Approaches: Just as computational linguistics can be performed by experts in a variety of fields and through a wide assortment of departments, so too can the research fields broach a diverse range of topics. The following sections discuss some of the literature available across the entire field broken into four main area of discourse: developmental linguistics, structural linguistics, linguistic production, and linguistic comprehension. Developmental Approach Language is a cognitive skill that develops throughout the life of an individual. This developmental process has been examined using several techniques, and a computational approach is one of them. Human language development does provide some constraints which make it harder to apply a computational method to understanding it.
Approaches: Structural Approach To create better computational models of language, an understanding of language's structure is crucial. To this end, the English language has been meticulously studied using computational approaches to better understand how the language works on a structural level. One of the most important pieces of being able to study linguistic structure is the availability of large linguistic corpora or samples. Production Approach The production of language is equally as complex in the information it provides and the necessary skills which a fluent producer must have. That is to say, comprehension is only half the problem of communication. The other half is how a system produces language, and computational linguistics has made interesting discoveries in this area.

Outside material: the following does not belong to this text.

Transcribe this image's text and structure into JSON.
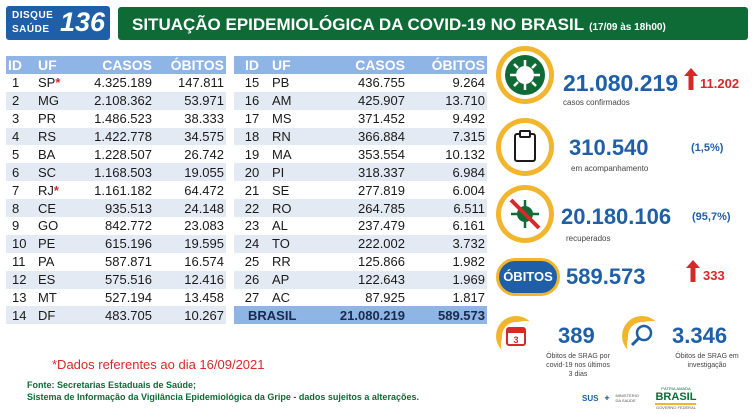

Text-based interactive Approach By this method, words typed by a user trigger the computer to recognize specific patterns and reply accordingly, through a process known as keyword spotting.
Approaches: Speech-based interactive Approach Recent technologies have placed more of an emphasis on speech-based interactive systems. These systems, such as Siri of the iOS operating system, operate on a similar pattern-recognizing technique as that of text-based systems, but with the former, the user input is conducted through speech recognition. Comprehension Approach Much of the focus of modern computational linguistics is on comprehension. With the proliferation of the internet and the abundance of easily accessible written human language, the ability to create a program capable of understanding human language would have many broad and exciting possibilities, including improved search engines, automated customer service, and online education.
Conclusion Now a days research within the scope of CL is done at computational linguistics departments, CL laboratories, computer science departments, and linguistics departments.